Generating an SSH Key Pair
Password authentication is convenient but less secure. Key-based authentication is the standard for servers.
# Generate an ED25519 key (modern, recommended)
ssh-keygen -t ed25519 -C "your.email@example.com"
# Or RSA 4096-bit if you need compatibility with older systems
ssh-keygen -t rsa -b 4096 -C "your.email@example.com"
# The command creates two files:
# ~/.ssh/id_ed25519 (private key — keep this secret)
# ~/.ssh/id_ed25519.pub (public key — copy this to servers)

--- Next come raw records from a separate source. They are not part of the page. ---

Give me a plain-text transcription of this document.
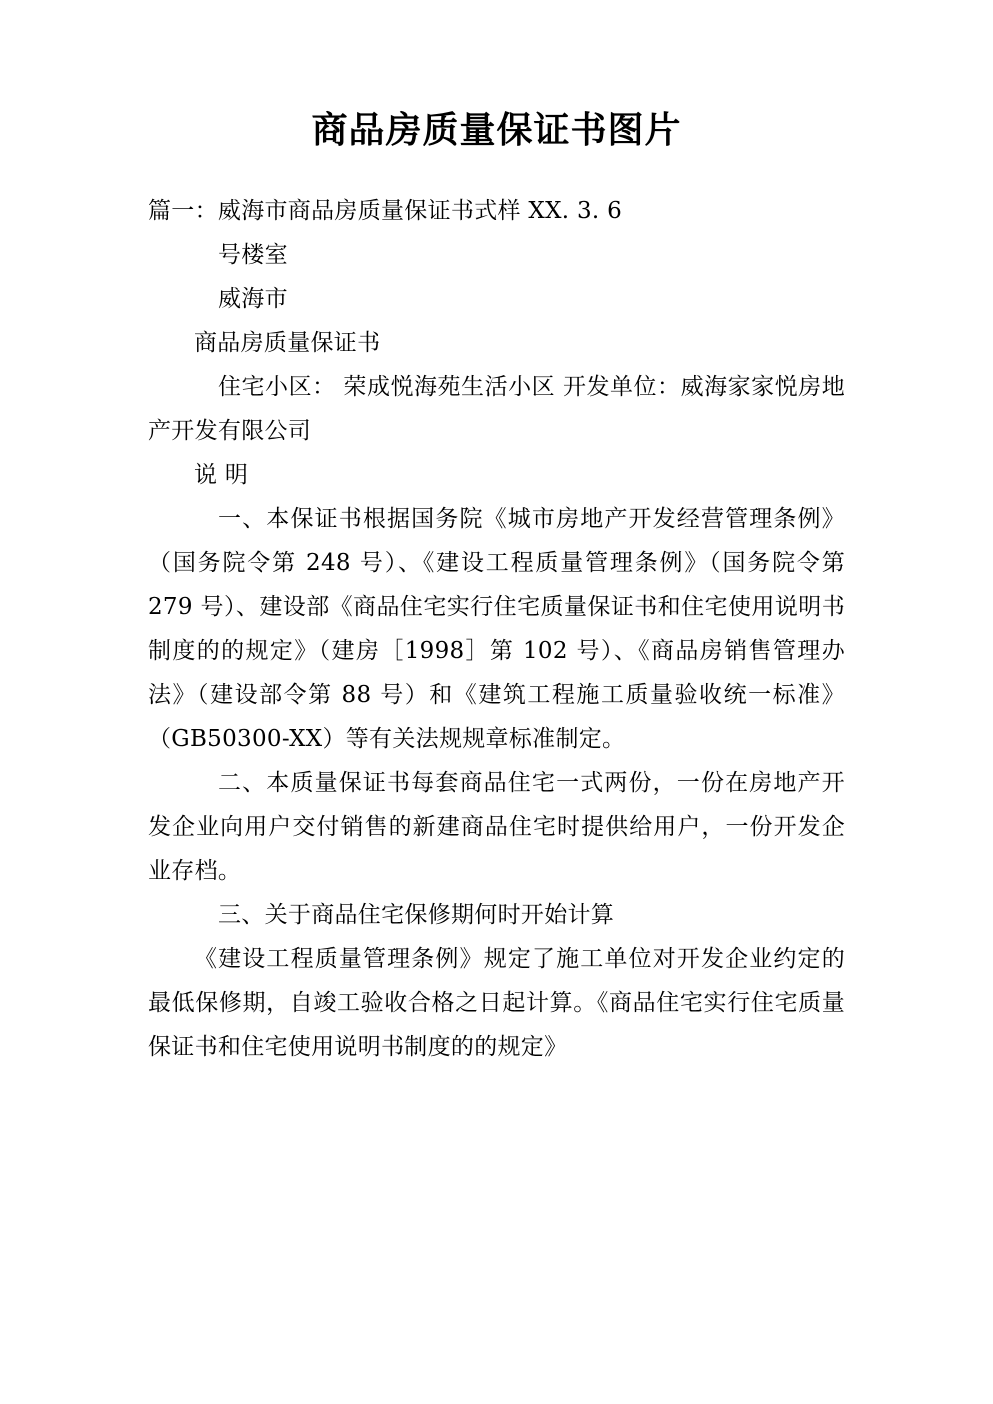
商品房质量保证书图片

篇一：威海市商品房质量保证书式样 XX. 3. 6

号楼室

威海市

商品房质量保证书

住宅小区： 荣成悦海苑生活小区 开发单位：威海家家悦房地产开发有限公司

说 明

一、本保证书根据国务院《城市房地产开发经营管理条例》（国务院令第 248 号）、《建设工程质量管理条例》（国务院令第 279 号）、建设部《商品住宅实行住宅质量保证书和住宅使用说明书制度的的规定》（建房［1998］第 102 号）、《商品房销售管理办法》（建设部令第 88 号）和《建筑工程施工质量验收统一标准》（GB50300-XX）等有关法规规章标准制定。

二、本质量保证书每套商品住宅一式两份，一份在房地产开发企业向用户交付销售的新建商品住宅时提供给用户，一份开发企业存档。

三、关于商品住宅保修期何时开始计算

《建设工程质量管理条例》规定了施工单位对开发企业约定的最低保修期，自竣工验收合格之日起计算。《商品住宅实行住宅质量保证书和住宅使用说明书制度的的规定》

Copying Your Public Key to a Server
# The easiest way — appends your public key to ~/.ssh/authorized_keys on the server
ssh-copy-id username@hostname
# Manual alternative if ssh-copy-id is not available
cat ~/.ssh/id_ed25519.pub | ssh username@hostname "mkdir -p ~/.ssh && cat >> ~/.ssh/authorized_keys"
SSH Config File
Instead of typing long ssh commands repeatedly, you can define aliases in ~/.ssh/config:
Host myserver
HostName 203.0.113.42
User deploy
IdentityFile ~/.ssh/id_ed25519
Port 22
Host staging
HostName staging.example.com
User ubuntu
IdentityFile ~/.ssh/staging_key.pem
After saving that file, ssh myserver is equivalent to the full command. Chapter 9 covers SSH configuration in more depth.
Your First Commands
Before diving into the full guide, here are five commands that will orient you on any system:
# Who am I?
whoami
# What machine am I on?
hostname
# What directory am I in?
pwd
# What is the OS?
cat /etc/os-release
# How long has the system been running?
uptime
Run these on any server you connect to and you immediately know your username, the machine's hostname, your current location in the filesystem, the Linux distribution, and whether the system recently rebooted.
Guide Structure
This guide is organised into chapters that build on each other:
- Introduction (this chapter) — What Linux is and how to connect
- Filesystem Navigation — Moving around directories and understanding the Linux filesystem layout
- File Management — Creating, copying, moving, deleting, and finding files
- Text Processing — Reading and transforming text with grep, sed, awk, and pipes
- Permissions and Ownership — Understanding and controlling who can do what
- Processes and Jobs — Running, monitoring, and managing processes and services
- Shell Scripting Basics — Variables, conditionals, and loops
- Functions and Script Patterns — Reusable code, error handling, and script structure
- Networking — curl, dig, SSH, rsync, and network diagnostics
- Package Management — Installing software on Debian, RHEL, and Alpine systems
- System Administration — Disk, cron, logs, and environment configuration
- Practice Project — End-to-end: provision, secure, and deploy a Node.js app
Work through the chapters in order on a fresh Ubuntu VM or VPS — actually typing commands and observing the output is far more effective than reading passively.